Una mañana especialmente luminosa, le pareció ver que el pececito lucía algo diferente. No supo precisar en qué residía la diferencia y, luego de encogerse de hombros, le tiró un beso de despedida y salió. Al volver a casa, abrió la puerta y, antes de encender la luz, vio la pecera brillante, pero el pececillo no aparecía. Estaba escondido entre las algas. Pulsó el botón de la luz y se acercó a la repisa para ver mejor.
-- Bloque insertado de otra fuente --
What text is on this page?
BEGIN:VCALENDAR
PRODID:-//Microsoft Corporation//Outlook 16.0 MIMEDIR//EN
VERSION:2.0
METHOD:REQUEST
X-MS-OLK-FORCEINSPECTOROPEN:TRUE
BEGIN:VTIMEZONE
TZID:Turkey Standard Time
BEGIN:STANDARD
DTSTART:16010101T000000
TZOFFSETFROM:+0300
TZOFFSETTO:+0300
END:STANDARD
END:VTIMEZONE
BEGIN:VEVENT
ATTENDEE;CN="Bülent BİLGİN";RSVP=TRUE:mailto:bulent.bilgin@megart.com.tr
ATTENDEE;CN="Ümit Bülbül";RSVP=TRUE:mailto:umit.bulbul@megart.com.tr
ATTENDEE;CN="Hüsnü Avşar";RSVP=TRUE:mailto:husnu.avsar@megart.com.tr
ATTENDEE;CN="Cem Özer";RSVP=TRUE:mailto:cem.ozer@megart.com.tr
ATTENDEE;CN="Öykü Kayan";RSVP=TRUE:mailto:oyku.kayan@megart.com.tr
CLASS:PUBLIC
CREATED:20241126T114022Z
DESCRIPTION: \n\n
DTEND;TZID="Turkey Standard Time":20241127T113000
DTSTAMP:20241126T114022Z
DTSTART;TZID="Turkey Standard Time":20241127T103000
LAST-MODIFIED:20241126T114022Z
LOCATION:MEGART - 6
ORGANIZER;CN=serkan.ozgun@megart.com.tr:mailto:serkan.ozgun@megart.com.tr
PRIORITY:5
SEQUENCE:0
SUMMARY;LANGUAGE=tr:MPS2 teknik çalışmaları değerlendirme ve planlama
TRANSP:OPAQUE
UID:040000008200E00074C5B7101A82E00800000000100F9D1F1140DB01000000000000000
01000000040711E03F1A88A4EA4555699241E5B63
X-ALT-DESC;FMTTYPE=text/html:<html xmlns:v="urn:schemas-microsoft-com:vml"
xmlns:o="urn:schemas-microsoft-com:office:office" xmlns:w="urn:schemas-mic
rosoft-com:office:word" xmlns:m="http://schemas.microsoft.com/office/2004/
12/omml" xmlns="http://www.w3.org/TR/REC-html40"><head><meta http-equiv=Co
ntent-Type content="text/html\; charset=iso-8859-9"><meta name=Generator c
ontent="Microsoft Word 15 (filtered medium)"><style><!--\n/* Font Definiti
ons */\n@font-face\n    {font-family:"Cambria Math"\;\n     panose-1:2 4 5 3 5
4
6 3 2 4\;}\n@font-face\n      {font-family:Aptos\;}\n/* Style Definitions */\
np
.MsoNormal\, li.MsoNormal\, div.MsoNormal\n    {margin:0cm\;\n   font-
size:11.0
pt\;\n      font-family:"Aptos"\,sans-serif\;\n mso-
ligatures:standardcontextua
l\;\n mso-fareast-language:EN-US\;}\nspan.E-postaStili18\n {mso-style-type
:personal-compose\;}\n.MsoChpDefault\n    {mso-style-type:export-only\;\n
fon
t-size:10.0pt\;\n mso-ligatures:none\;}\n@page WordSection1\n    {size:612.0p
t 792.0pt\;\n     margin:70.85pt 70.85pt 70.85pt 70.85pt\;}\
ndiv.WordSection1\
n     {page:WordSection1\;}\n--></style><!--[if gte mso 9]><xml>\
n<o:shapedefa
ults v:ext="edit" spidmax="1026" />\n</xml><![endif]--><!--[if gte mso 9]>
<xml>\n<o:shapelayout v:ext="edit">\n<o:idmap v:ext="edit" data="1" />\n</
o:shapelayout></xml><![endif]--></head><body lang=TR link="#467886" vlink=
Acarició el vidrio con sus dedos y muy suavemente comenzo a llamar: ¡Susana, Susana!', pero el pez permanecía oculto. Introdujo su dedo índice dentro de la pecera y agitó el agua levemente: '¡Susana, Susana! ¿quieres que te dé tu comida?' Tomó el delicado alimento y lo sopló sobre la superficie del agua. Entonces Susana apareció. La contempló un instante, embelesado. Tuvo que pestañear dos veces y un sudor frío le subió por la espalda hasta la nuca. Una pequeñísima mujer, una sirena, había emergido de entre las plantas. Nadó hasta rozar con sus labios el vidrio de la pecera y arrugó la boca en un beso inconfundible.